Sujeitai e dominai

Talvez o significado original da palavra latina e a história desse termo pudessem ser comparados com a notória passagem da história da criação, em Gênesis 1: 26-28: “Também disse Deus: Façamos o homem à nossa imagem, conforme a nossa semelhança; tenha ele DOMÍNIO sobre os peixes do mar, sobre as aves dos céus, sobre os animais domésticos, sobre toda a terra e sobre todos os répteis que rastejam pela terra. Criou Deus, pois, o homem à sua imagem, à imagem de Deus o criou; homem e mulher os criou.
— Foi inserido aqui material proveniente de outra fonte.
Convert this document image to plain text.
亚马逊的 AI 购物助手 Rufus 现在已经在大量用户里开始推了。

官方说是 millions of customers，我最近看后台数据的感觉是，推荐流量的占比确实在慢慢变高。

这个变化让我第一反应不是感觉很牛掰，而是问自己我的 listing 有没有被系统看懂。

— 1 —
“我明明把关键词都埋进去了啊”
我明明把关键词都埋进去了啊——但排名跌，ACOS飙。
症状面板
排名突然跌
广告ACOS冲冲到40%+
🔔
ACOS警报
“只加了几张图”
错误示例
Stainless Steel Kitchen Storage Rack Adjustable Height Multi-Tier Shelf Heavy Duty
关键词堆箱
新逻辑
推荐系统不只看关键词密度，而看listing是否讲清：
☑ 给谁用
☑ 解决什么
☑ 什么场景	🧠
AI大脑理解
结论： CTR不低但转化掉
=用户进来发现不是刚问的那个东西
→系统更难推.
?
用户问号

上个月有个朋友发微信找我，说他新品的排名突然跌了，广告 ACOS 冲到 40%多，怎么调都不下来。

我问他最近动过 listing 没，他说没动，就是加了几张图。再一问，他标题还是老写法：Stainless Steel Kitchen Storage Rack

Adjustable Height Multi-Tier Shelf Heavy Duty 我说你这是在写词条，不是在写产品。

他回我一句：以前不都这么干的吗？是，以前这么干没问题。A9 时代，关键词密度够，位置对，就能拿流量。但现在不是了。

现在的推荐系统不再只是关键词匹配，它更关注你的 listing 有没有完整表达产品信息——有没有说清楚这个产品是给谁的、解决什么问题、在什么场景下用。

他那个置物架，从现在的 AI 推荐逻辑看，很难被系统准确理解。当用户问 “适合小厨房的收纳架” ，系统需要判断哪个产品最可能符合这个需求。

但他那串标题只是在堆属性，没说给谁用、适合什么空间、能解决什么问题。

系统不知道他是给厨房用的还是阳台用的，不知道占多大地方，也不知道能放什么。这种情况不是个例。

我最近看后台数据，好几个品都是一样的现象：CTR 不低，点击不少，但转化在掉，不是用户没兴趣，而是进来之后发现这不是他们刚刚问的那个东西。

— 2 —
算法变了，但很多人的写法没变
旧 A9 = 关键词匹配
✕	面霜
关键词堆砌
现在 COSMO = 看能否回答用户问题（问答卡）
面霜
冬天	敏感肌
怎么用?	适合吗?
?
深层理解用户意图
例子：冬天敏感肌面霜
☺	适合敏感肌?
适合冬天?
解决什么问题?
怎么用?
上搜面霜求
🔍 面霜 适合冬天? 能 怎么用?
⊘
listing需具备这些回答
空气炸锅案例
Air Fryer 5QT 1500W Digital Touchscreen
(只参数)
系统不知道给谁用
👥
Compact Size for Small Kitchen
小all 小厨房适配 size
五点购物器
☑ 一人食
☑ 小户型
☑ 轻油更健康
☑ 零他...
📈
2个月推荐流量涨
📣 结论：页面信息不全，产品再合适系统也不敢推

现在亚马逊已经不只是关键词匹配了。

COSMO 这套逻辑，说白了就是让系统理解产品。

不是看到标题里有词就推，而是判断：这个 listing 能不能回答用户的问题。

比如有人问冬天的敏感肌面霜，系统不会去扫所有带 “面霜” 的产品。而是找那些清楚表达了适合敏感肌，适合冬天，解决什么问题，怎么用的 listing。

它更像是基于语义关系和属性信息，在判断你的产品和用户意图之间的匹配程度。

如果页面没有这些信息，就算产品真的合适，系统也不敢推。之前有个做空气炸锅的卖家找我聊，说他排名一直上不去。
E Deus os abençoou e lhes disse: Sede fecundos, multiplicai-vos, enchei a terra e SUJEITAI-A; DOMINAI sobre os peixes do mar, sobre as aves dos céus e sobre todo animal que rasteja pela terra. É claro que é possível dar uma explicação exegética[1] para isso. Se compreendêssemos verdadeiramente o contexto, a espiritualidade judaica e o tom básico da bíblia, deveríamos interpretar estes termos ‘dominar’ e ‘sujeitar’ de maneira diferente do que estão escritos. Por mim, tudo bem, mesmo sabendo que já existe, há 40 anos, um intenso debate em torno disso (5). O que lembro bem é como esta passagem adquiriu vida própria ao longo dos séculos. Tornou-se uma ‘Declaração de Missão’, que legitimava uma ideologia de subjugação e dominação. Subjugação da natureza. Subjugação dos povos indígenas, que geralmente se consider(av)am parte dessa natureza. Os ‘índios’ costumam ter uma relação diferente com a terra que nos mantém. Mas o texto adquire um significado à parte quando é lido durante a Vigília Pascal (6) e se observa que são os descendentes dos colonos que ocupam a catedral. A Páscoa trata da ‘Nova vida’. Nova Terra! Eles não atravessaram o mar? O oceano! Para, em seguida, sofrer privações numa terra inóspita, às vezes durante décadas. E quando, finalmente, as árvores foram derrubadas, as cobras exterminadas e os nativos expulsos, só então ela poderia tornar-se sua ‘Terra Prometida’. Sujeitada. Para exercer seu domínio sobre todo ser vivente. Em Chapecó, principalmente sobre galinhas, perus e porcos. E sobre os demais seres humanos: agricultores que, por contrato e para atender aos ditames do mercado mundial, precisam engordar excessivamente os animais. Trabalhadores que, continuamente, são obrigados a fazer ‘cortes especiais’ destas novas vidas, como se fossem seres sem alma.

Uma das mulheres do povo suspira: ‘Para Chapecó ainda temos o fato de que a população aqui é extremamente consumista, muito mais do que em outras regiões. Sempre querem novidades.’ A eterna busca por novas emoções e coisas novas. Coisas novas! Não só uma TV, mas logo três por família. Não um carro comum, mas uma 4 X 4. Como o vizinho. Vida nova?


[1] Exegese – comentário ou dissertação para esclarecimento ou minuciosa interpretação dum texto ou duma palavra. [Aplica-se de modo especial em relação à Bíblia, à gramática, às leis.] Fonte: FERREIRA, Aurélio B. de H. Dicionário da Língua Portuguesa. Rio de Janeiro: Nova Fronteira, 1980.